RE:Are the there grounds for a lawsuit?such an action could only be filed BEFORE the vote. Otherwise, shareholders have their say to vote in favour or not. If shareholders vote in favour, then all is moot. If shareholders repudiate management and the board by voting no, the CEO is behooved to offer his resignation, however, even if Dev tendered his resignation, it is unlikely the board he chose would accept it.
neofinetia wrote:
Could there be a successful lawsuit to prevent the proposed merger of Fission and Denison?
I have little knowledge of Canadian law and can offer no opinion. But if there are standards of acceptable behavior, and obligations of public company directors to shareholders, there ought to be grounds for a suit.
A director of a public company has a fiduciary obligation to the company’s shareholders. In the case of the proposed merger, management obtained professional advice that the proposed exchange of shares was fair. Most of us would disagree with that assessment but notwithstanding, I suspect that the assessment would stand in a court of law.
As we all know, exploration has turned up impressive results since the terms of the merger were announced. And this is not just my view, it is that of management as well. But it is not only the likely considerable addition to reserves of high-grade shallow mineralization at PLS that makes a difference, there has been a very favorable Preliminary Economic Assessment (PEA). This assessment suggests a value for Fission much higher than the share price, and does not include the mineralization recently indicated.
Meanwhile, little has changed at Denison and although it sold an asset at a higher than expected value, it did not make a material difference to total values.
In an earlier post I asked that if management thought the share exchange ratio was fair on the information we had at that time (July 28), how can it still consider the exchange fair in the light of the success at R600W zone and the PEA?
If management is to fulfill its responsibility to shareholders, it needs to explain why the merger and the consideration to Fission shareholders are still fair in the light of the PEA and exploration. If it can’t do this, it has a moral obligation to call off the merger and pay the termination fee. The only excuse for continuing with the merger is if the value added by exploration success and the PEA is less than the $CAD13 million termination fee. In my opinion, this excuse would not be credible.
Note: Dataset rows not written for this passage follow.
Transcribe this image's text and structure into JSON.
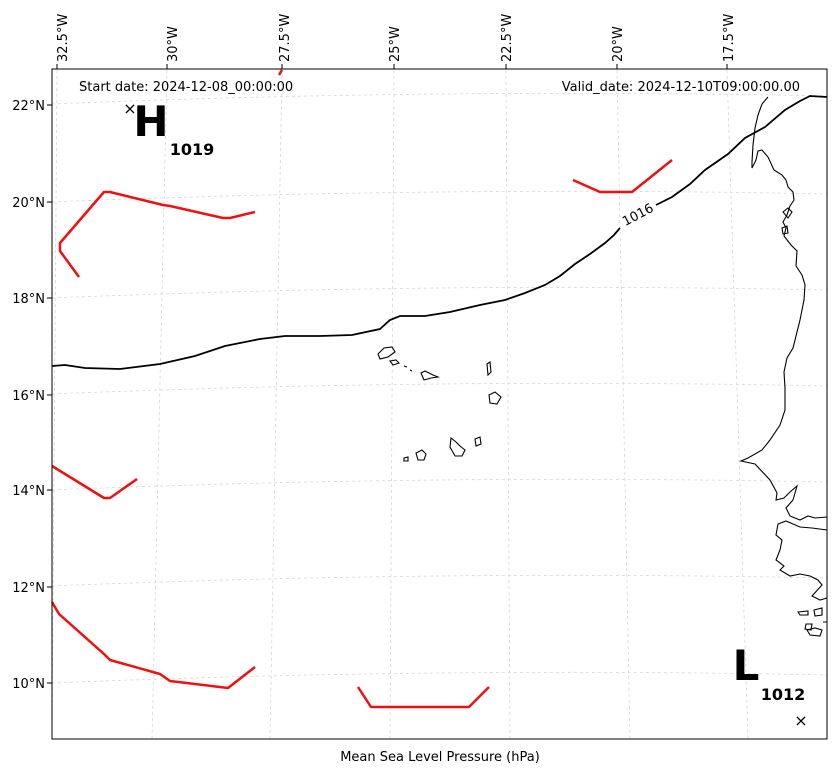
{
  "map": {
    "start_date": "Start date: 2024-12-08_00:00:00",
    "valid_date": "Valid_date: 2024-12-10T09:00:00.00",
    "xlabel": "Mean Sea Level Pressure (hPa)",
    "lon_ticks": [
      "32.5°W",
      "30°W",
      "27.5°W",
      "25°W",
      "22.5°W",
      "20°W",
      "17.5°W"
    ],
    "lat_ticks": [
      "22°N",
      "20°N",
      "18°N",
      "16°N",
      "14°N",
      "12°N",
      "10°N"
    ],
    "isobar_label": "1016",
    "high": {
      "symbol": "H",
      "value": "1019",
      "marker": "×"
    },
    "low": {
      "symbol": "L",
      "value": "1012",
      "marker": "×"
    },
    "colors": {
      "isobar": "#000000",
      "front": "#ee1111",
      "grid": "#d6d6d6",
      "coast": "#000000"
    }
  }
}
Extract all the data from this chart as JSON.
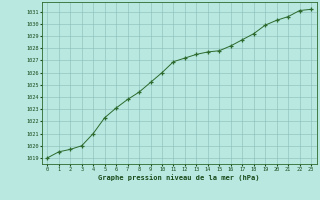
{
  "x": [
    0,
    1,
    2,
    3,
    4,
    5,
    6,
    7,
    8,
    9,
    10,
    11,
    12,
    13,
    14,
    15,
    16,
    17,
    18,
    19,
    20,
    21,
    22,
    23
  ],
  "y": [
    1019.0,
    1019.5,
    1019.7,
    1020.0,
    1021.0,
    1022.3,
    1023.1,
    1023.8,
    1024.4,
    1025.2,
    1026.0,
    1026.9,
    1027.2,
    1027.5,
    1027.7,
    1027.8,
    1028.2,
    1028.7,
    1029.2,
    1029.9,
    1030.3,
    1030.6,
    1031.1,
    1031.2
  ],
  "line_color": "#2d6a2d",
  "marker": "+",
  "marker_color": "#2d6a2d",
  "bg_color": "#b8e8e0",
  "grid_color": "#8bbcb8",
  "title": "Graphe pression niveau de la mer (hPa)",
  "title_color": "#1a4a1a",
  "tick_color": "#1a4a1a",
  "ylim": [
    1018.5,
    1031.8
  ],
  "xlim": [
    -0.5,
    23.5
  ],
  "yticks": [
    1019,
    1020,
    1021,
    1022,
    1023,
    1024,
    1025,
    1026,
    1027,
    1028,
    1029,
    1030,
    1031
  ],
  "xticks": [
    0,
    1,
    2,
    3,
    4,
    5,
    6,
    7,
    8,
    9,
    10,
    11,
    12,
    13,
    14,
    15,
    16,
    17,
    18,
    19,
    20,
    21,
    22,
    23
  ],
  "border_color": "#2d6a2d"
}
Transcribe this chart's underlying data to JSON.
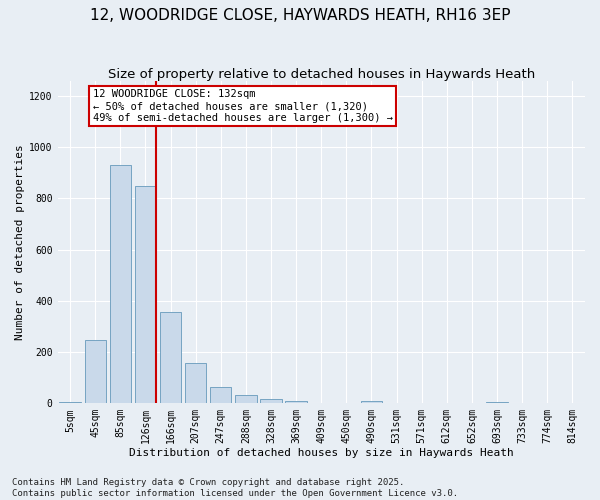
{
  "title": "12, WOODRIDGE CLOSE, HAYWARDS HEATH, RH16 3EP",
  "subtitle": "Size of property relative to detached houses in Haywards Heath",
  "xlabel": "Distribution of detached houses by size in Haywards Heath",
  "ylabel": "Number of detached properties",
  "categories": [
    "5sqm",
    "45sqm",
    "85sqm",
    "126sqm",
    "166sqm",
    "207sqm",
    "247sqm",
    "288sqm",
    "328sqm",
    "369sqm",
    "409sqm",
    "450sqm",
    "490sqm",
    "531sqm",
    "571sqm",
    "612sqm",
    "652sqm",
    "693sqm",
    "733sqm",
    "774sqm",
    "814sqm"
  ],
  "values": [
    5,
    248,
    930,
    848,
    358,
    157,
    65,
    32,
    18,
    10,
    0,
    0,
    10,
    0,
    0,
    0,
    0,
    5,
    0,
    0,
    0
  ],
  "bar_color": "#c9d9ea",
  "bar_edge_color": "#6699bb",
  "vline_x_index": 3,
  "vline_color": "#cc0000",
  "annotation_text": "12 WOODRIDGE CLOSE: 132sqm\n← 50% of detached houses are smaller (1,320)\n49% of semi-detached houses are larger (1,300) →",
  "annotation_box_color": "#ffffff",
  "annotation_box_edge": "#cc0000",
  "ylim": [
    0,
    1260
  ],
  "yticks": [
    0,
    200,
    400,
    600,
    800,
    1000,
    1200
  ],
  "footer": "Contains HM Land Registry data © Crown copyright and database right 2025.\nContains public sector information licensed under the Open Government Licence v3.0.",
  "bg_color": "#e8eef4",
  "plot_bg_color": "#e8eef4",
  "title_fontsize": 11,
  "subtitle_fontsize": 9.5,
  "axis_label_fontsize": 8,
  "tick_fontsize": 7,
  "annotation_fontsize": 7.5,
  "footer_fontsize": 6.5
}
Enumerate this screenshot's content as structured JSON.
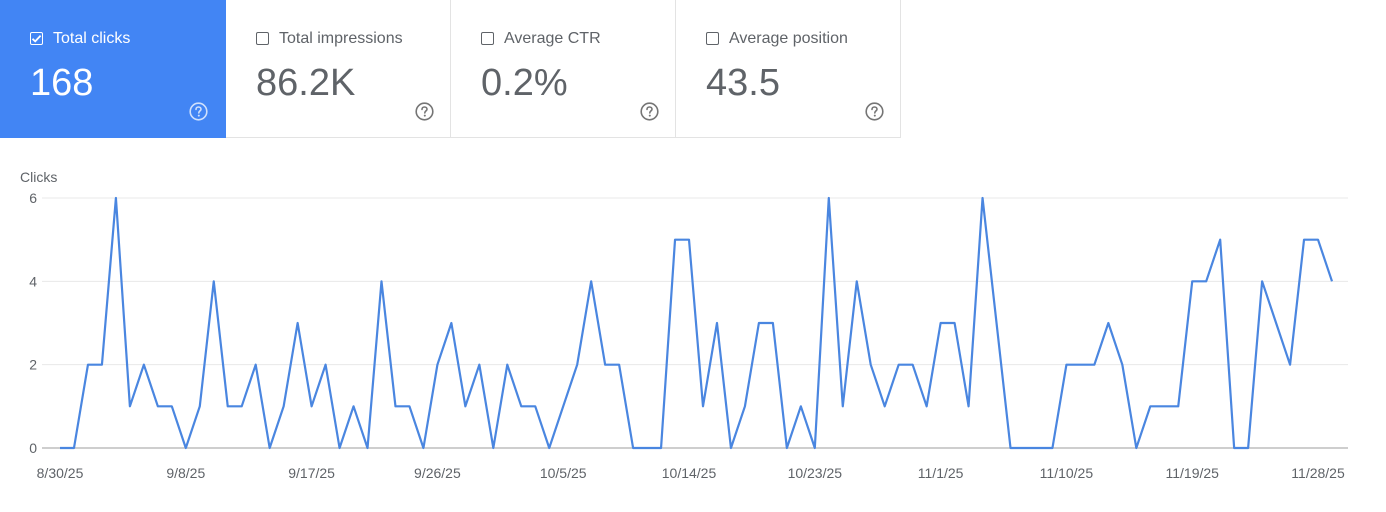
{
  "metrics": [
    {
      "label": "Total clicks",
      "value": "168",
      "checked": true
    },
    {
      "label": "Total impressions",
      "value": "86.2K",
      "checked": false
    },
    {
      "label": "Average CTR",
      "value": "0.2%",
      "checked": false
    },
    {
      "label": "Average position",
      "value": "43.5",
      "checked": false
    }
  ],
  "colors": {
    "accent": "#4285f4",
    "line": "#4a86e0",
    "text": "#5f6368",
    "grid": "#e8e8e8"
  },
  "chart_data": {
    "type": "line",
    "ylabel": "Clicks",
    "ylim": [
      0,
      6
    ],
    "yticks": [
      "0",
      "2",
      "4",
      "6"
    ],
    "xticks": [
      "8/30/25",
      "9/8/25",
      "9/17/25",
      "9/26/25",
      "10/5/25",
      "10/14/25",
      "10/23/25",
      "11/1/25",
      "11/10/25",
      "11/19/25",
      "11/28/25"
    ],
    "x_start": "2025-08-30",
    "x_end": "2025-11-28",
    "grid": true,
    "series": [
      {
        "values": [
          0,
          0,
          2,
          2,
          6,
          1,
          2,
          1,
          1,
          0,
          1,
          4,
          1,
          1,
          2,
          0,
          1,
          3,
          1,
          2,
          0,
          1,
          0,
          4,
          1,
          1,
          0,
          2,
          3,
          1,
          2,
          0,
          2,
          1,
          1,
          0,
          1,
          2,
          4,
          2,
          2,
          0,
          0,
          0,
          5,
          5,
          1,
          3,
          0,
          1,
          3,
          3,
          0,
          1,
          0,
          6,
          1,
          4,
          2,
          1,
          2,
          2,
          1,
          3,
          3,
          1,
          6,
          3,
          0,
          0,
          0,
          0,
          2,
          2,
          2,
          3,
          2,
          0,
          1,
          1,
          1,
          4,
          4,
          5,
          0,
          0,
          4,
          3,
          2,
          5,
          5,
          4
        ]
      }
    ]
  }
}
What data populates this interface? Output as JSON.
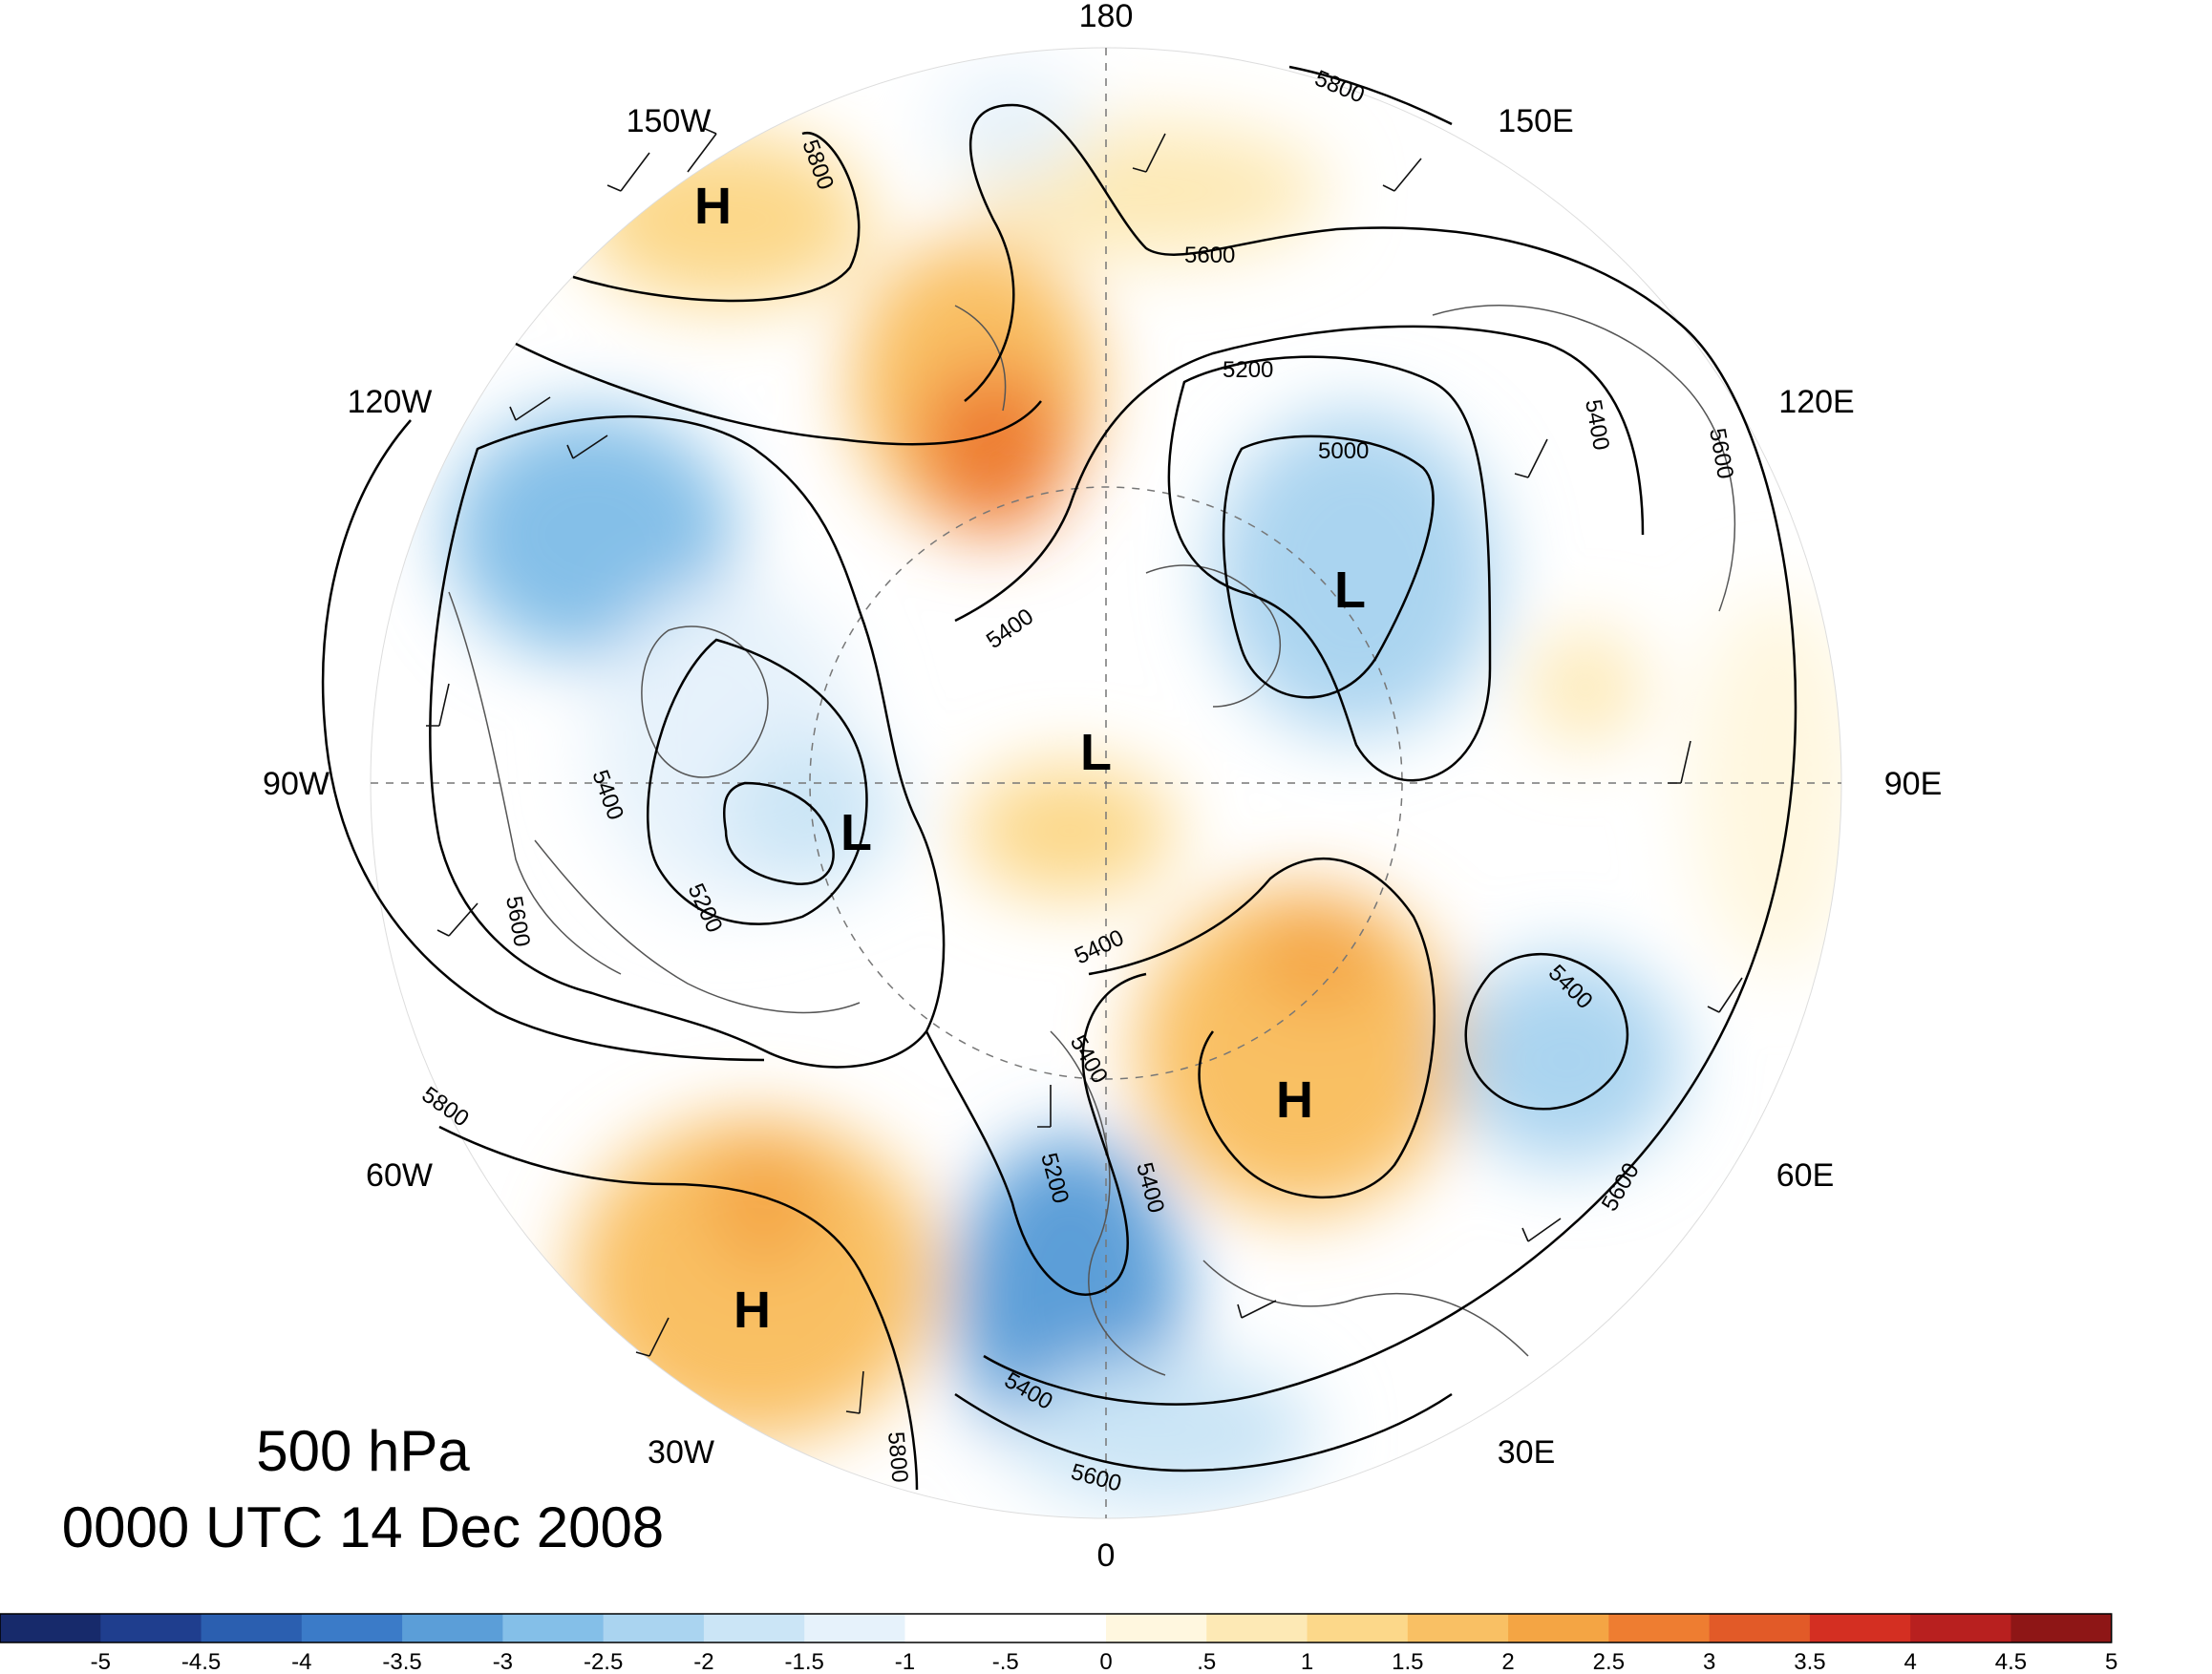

I would hope that there is legal recourse if management refuses to recognize the changes that have occurred. I further wonder about the expert opinion relating to the values of Fission and Denison. Could the authors of these fairness reports stand before a judge and claim that the merger terms were still fair? Or how about asking the analysts at the respective investment firms their choice of investment? At present prices, would you prefer to own Denison or Fission if the merger were called off? They may say Denison but in my opinion it would be at the expense of their credibility and integrity.